ChemBOMAS: Accelerated BO in Chemistry with LLM-Enhanced Multi-Agent System

Han, Dong, Ai, Zhehong, Cai, Pengxiang, Lu, Shanya, Chen, Jianpeng, Ye, Zihao, Sun, Shuzhou, Gao, Ben, Ge, Lingli, Wang, Weida, Zhou, Xiangxin, Liu, Xihui, Su, Mao, Ouyang, Wanli, Bai, Lei, Zhou, Dongzhan, Xu, Tao, Li, Yuqiang, Zhang, Shufei

arXiv.org Artificial Intelligence 

Bayesian optimization (BO) is a powerful tool for scientific discovery in chemistry, yet its efficiency is often hampered by the sparse experimental data and vast search space. Here, we introduce ChemBOMAS: a large language model (LLM)-enhanced multi-agent system that accelerates BO through synergistic data- and knowledge-driven strategies.
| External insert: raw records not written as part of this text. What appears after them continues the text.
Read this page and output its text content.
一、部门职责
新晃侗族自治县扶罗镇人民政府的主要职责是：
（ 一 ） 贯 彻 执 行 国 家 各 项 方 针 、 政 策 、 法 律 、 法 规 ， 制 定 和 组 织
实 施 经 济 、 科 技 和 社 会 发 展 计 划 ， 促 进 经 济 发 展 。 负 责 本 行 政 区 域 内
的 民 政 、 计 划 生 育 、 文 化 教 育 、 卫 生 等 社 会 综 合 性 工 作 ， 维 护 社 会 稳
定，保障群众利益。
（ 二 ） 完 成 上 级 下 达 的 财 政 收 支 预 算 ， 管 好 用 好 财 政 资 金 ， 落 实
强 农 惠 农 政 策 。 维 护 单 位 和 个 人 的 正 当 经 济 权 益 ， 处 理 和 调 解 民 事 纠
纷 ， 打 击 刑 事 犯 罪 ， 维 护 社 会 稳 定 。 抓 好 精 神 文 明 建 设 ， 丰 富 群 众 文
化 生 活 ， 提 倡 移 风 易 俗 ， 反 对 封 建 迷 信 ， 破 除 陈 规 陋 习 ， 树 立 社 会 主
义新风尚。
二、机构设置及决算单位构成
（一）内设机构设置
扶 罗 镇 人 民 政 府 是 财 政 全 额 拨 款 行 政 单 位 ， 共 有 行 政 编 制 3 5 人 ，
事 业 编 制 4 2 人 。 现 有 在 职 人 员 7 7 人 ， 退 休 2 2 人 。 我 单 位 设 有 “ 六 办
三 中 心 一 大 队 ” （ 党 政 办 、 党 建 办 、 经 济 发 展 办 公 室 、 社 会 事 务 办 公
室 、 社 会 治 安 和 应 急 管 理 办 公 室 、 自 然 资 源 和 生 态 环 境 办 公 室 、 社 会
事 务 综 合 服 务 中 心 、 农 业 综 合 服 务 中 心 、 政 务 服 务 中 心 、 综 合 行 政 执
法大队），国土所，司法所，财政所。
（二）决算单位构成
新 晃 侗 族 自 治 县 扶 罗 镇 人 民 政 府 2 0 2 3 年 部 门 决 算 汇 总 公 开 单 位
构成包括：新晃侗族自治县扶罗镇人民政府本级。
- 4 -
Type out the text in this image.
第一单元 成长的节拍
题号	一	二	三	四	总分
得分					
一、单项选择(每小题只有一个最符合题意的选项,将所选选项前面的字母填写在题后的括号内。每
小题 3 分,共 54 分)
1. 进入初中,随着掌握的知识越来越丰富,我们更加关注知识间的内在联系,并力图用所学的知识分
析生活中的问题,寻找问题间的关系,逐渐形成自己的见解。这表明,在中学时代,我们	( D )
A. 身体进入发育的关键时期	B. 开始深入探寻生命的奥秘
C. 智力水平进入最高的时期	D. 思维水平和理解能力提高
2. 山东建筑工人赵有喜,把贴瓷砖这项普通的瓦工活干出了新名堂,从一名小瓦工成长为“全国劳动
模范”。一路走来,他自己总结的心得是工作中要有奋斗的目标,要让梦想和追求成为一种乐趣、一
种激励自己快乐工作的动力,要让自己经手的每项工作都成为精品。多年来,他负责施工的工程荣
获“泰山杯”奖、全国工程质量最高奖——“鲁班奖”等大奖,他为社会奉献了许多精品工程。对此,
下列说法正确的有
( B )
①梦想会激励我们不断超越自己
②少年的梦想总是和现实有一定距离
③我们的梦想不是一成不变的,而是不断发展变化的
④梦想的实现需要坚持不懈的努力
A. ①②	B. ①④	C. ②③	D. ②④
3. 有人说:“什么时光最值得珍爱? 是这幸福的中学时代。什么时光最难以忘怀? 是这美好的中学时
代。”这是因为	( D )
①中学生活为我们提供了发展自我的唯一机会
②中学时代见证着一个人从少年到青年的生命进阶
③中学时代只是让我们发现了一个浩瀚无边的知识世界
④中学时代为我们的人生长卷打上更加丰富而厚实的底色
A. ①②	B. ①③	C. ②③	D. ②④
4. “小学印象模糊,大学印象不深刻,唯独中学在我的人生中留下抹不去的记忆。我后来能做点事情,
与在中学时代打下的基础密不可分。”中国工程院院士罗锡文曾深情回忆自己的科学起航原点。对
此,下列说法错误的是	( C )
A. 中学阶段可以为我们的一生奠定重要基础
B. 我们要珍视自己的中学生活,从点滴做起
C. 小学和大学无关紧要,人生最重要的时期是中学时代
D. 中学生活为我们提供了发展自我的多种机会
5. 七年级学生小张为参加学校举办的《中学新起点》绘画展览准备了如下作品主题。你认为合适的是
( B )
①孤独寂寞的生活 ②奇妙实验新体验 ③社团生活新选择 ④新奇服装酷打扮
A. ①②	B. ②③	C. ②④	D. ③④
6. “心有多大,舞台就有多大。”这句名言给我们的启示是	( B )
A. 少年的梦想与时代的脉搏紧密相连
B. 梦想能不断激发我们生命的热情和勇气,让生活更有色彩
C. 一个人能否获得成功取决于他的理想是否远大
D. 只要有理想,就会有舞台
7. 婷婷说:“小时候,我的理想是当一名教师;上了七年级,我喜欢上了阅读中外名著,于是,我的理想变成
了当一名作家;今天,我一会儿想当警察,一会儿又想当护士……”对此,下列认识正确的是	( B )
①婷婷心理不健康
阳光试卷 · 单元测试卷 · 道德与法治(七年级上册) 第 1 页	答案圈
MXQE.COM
Firstly, the data-driven strategy involves an 8B-scale LLM regressor fine-tuned on a mere 1% labeled samples for pseudo-data generation, robustly initializing the optimization process. Secondly, the knowledge-driven strategy employs a hybrid Retrieval-Augmented Generation approach to guide LLM in dividing the search space while mitigating LLM hallucinations. An Upper Confidence Bound algorithm then identifies high-potential subspaces within this established partition. Across the LLM-refined subspaces and supported by LLM-generated data, BO achieves the improvement of effectiveness and efficiency. Comprehensive evaluations across multiple scientific benchmarks demonstrate that ChemBOMAS set a new state-of-the-art, accelerating optimization efficiency by up to 5-fold compared to baseline methods.